The Company is a party to a joint venture in which it owns a 37.5% economic interest. In January 2018, the Company entered into an additional joint venture in which it owns a 49.0% economic interest. The Company accounts for these joint ventures under the equity method of accounting because the Company exercises significant influence over, but does not control, these entities. See Note 5 for more information regarding the January 2018 joint venture.

The consolidated results of operations for the interim periods presented are not necessarily indicative of the results to be experienced for the entire fiscal year.
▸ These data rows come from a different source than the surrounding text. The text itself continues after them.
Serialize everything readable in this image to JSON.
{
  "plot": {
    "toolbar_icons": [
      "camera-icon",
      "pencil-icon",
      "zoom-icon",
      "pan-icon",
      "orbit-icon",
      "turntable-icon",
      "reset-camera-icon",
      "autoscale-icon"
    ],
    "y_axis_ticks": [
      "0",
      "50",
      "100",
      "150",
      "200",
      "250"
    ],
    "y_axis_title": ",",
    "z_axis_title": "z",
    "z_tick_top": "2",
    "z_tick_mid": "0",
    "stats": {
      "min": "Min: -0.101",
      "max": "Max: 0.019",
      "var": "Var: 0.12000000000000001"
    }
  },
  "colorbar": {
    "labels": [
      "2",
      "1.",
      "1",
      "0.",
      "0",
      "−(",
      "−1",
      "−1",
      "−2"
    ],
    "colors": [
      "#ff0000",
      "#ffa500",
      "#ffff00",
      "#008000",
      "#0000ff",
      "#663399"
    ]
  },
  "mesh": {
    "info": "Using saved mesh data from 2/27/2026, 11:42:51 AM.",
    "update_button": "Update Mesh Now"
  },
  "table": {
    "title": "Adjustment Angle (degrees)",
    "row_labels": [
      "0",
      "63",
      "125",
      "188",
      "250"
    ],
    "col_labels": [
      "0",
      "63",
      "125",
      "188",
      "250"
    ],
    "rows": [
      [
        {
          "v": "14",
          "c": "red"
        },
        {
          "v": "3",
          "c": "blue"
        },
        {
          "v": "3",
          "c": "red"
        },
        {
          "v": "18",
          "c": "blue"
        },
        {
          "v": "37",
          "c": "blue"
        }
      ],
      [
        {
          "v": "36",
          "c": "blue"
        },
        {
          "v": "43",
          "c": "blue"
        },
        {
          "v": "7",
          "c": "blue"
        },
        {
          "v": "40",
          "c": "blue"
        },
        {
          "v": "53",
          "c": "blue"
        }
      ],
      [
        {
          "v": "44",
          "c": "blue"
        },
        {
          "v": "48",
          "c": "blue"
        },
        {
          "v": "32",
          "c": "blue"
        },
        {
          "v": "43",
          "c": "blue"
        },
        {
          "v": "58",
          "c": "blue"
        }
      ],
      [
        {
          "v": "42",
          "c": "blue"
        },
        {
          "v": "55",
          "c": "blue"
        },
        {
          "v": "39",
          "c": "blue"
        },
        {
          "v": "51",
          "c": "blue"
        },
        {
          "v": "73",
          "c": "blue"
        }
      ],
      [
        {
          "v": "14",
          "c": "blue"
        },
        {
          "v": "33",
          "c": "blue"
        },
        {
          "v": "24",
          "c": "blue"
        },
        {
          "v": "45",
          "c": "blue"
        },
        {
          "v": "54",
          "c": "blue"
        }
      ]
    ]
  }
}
In addition, the accompanying unaudited Condensed Consolidated Financial Statements and the notes thereto should be read in conjunction with the Consolidated Financial Statements and the notes thereto included in the Company’s most recent Annual Report on Form 10-K (the “Form 10-K”).
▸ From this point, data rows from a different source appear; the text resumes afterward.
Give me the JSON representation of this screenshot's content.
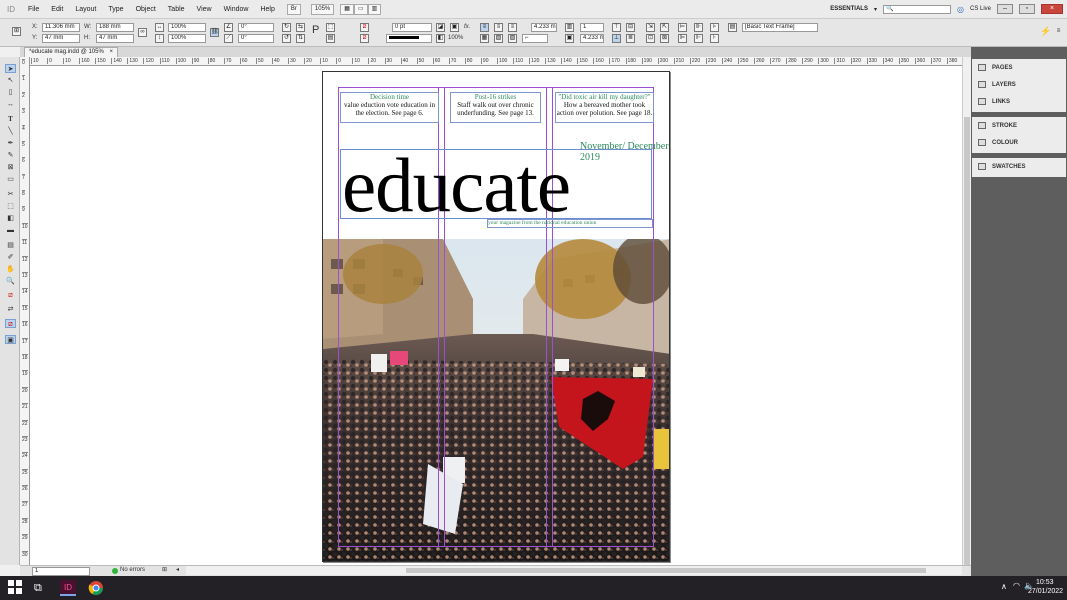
{
  "menubar": {
    "app_logo": "ID",
    "items": [
      "File",
      "Edit",
      "Layout",
      "Type",
      "Object",
      "Table",
      "View",
      "Window",
      "Help"
    ],
    "zoom": "105%",
    "workspace": "ESSENTIALS",
    "cs_live": "CS Live"
  },
  "control": {
    "x_value": "11.306 mm",
    "y_value": "47 mm",
    "w_value": "188 mm",
    "h_value": "47 mm",
    "scale_x": "100%",
    "scale_y": "100%",
    "rotate": "0°",
    "shear": "0°",
    "stroke_weight": "0 pt",
    "opacity": "100%",
    "gutter": "4.233 mm",
    "columns": "1",
    "inset": "4.233 m",
    "style_label": "[Basic Text Frame]",
    "x_label": "X:",
    "y_label": "Y:",
    "w_label": "W:",
    "h_label": "H:"
  },
  "tab": {
    "title": "*educate mag.indd @ 105%",
    "close": "×"
  },
  "ruler": {
    "h_ticks": [
      "10",
      "0",
      "10",
      "160",
      "150",
      "140",
      "130",
      "120",
      "110",
      "100",
      "90",
      "80",
      "70",
      "60",
      "50",
      "40",
      "30",
      "20",
      "10",
      "0",
      "10",
      "20",
      "30",
      "40",
      "50",
      "60",
      "70",
      "80",
      "90",
      "100",
      "110",
      "120",
      "130",
      "140",
      "150",
      "160",
      "170",
      "180",
      "190",
      "200",
      "210",
      "220",
      "230",
      "240",
      "250",
      "260",
      "270",
      "280",
      "290",
      "300",
      "310",
      "320",
      "330",
      "340",
      "350",
      "360",
      "370",
      "380"
    ],
    "v_ticks": [
      "0",
      "1",
      "2",
      "3",
      "4",
      "5",
      "6",
      "7",
      "8",
      "9",
      "10",
      "11",
      "12",
      "13",
      "14",
      "15",
      "16",
      "17",
      "18",
      "19",
      "20",
      "21",
      "22",
      "23",
      "24",
      "25",
      "26",
      "27",
      "28",
      "29",
      "30"
    ]
  },
  "page": {
    "headers": [
      {
        "caption": "Decision time",
        "body": "value eduction vote education in the election. See page 6."
      },
      {
        "caption": "Post-16 strikes",
        "body": "Staff walk out over chronic underfunding. See page 13."
      },
      {
        "caption": "\"Did toxic air kill my daughter?\"",
        "body": "How a bereaved mother took action over polution. See page 18."
      }
    ],
    "masthead": "educate",
    "date": "November/ December 2019",
    "tagline": "your magazine from the national education union"
  },
  "panels": {
    "group1": [
      "PAGES",
      "LAYERS",
      "LINKS"
    ],
    "group2": [
      "STROKE",
      "COLOUR"
    ],
    "group3": [
      "SWATCHES"
    ]
  },
  "status": {
    "page_number": "1",
    "preflight": "No errors"
  },
  "taskbar": {
    "time": "10:53",
    "date": "27/01/2022"
  }
}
Recently Adopted Accounting Pronouncements

In May 2014, the accounting guidance related to revenue recognition was amended to outline a single, comprehensive model for accounting for revenue from contracts with customers. The core principle of the new accounting guidance is to require an entity to recognize as revenue the amount that reflects the consideration to which it expects to be entitled in exchange for goods or services as it transfers control to its customers. The guidance became effective for the Company on January 1, 2018 and was adopted on a full retrospective basis. The primary change for healthcare providers under the new guidance is the requirement to report the allowance for uncollectibles associated with patient responsibility amounts as a reduction in net revenue as opposed to bad debt expense, a component of operating expenses. The Company has historically included the allowance for uncollectibles associated with patient responsibility amounts with its allowance for contractual adjustments as a reduction in net revenue as such amounts are not material. Accordingly, the adoption of this guidance did not have an impact on our Consolidated Financial Statements, other than increased financial statement disclosures. The guidance requires increased disclosures, including qualitative and quantitative disclosures about the nature, amount, timing and uncertainty of revenue and cash flows arising from contracts with customers. See Note 4 for more information.

New Accounting Pronouncements

In February 2016, the accounting guidance related to leases was issued that will require an entity to recognize leased assets and the rights and obligations created by those leased assets on the balance sheet and to disclose key information about the entity’s leasing arrangements. This guidance will become effective for the Company on January 1, 2019, with early adoption permitted. The Company expects that the adoption of this guidance will have a material impact on its Consolidated Balance Sheets and related disclosures, resulting from the recognition of significant right of use assets and related liabilities primarily related to its operating lease arrangements for space in hospitals and certain other facilities for its business and medical offices. The Company has completed the review of its existing lease portfolio and is accumulating all of the necessary information required to properly account for leases under the new guidance. The Company has selected a software application, inclusive of a lease administration module and an accounting module, and has begun the implementation process. The Company is in the process of designing workflows, business processes and internal controls surrounding the lease accounting process in order to meet the reporting and disclosure requirements. The Company’s implementation and continued evaluation of this new guidance and its impacts are expected to continue through the third quarter of 2018.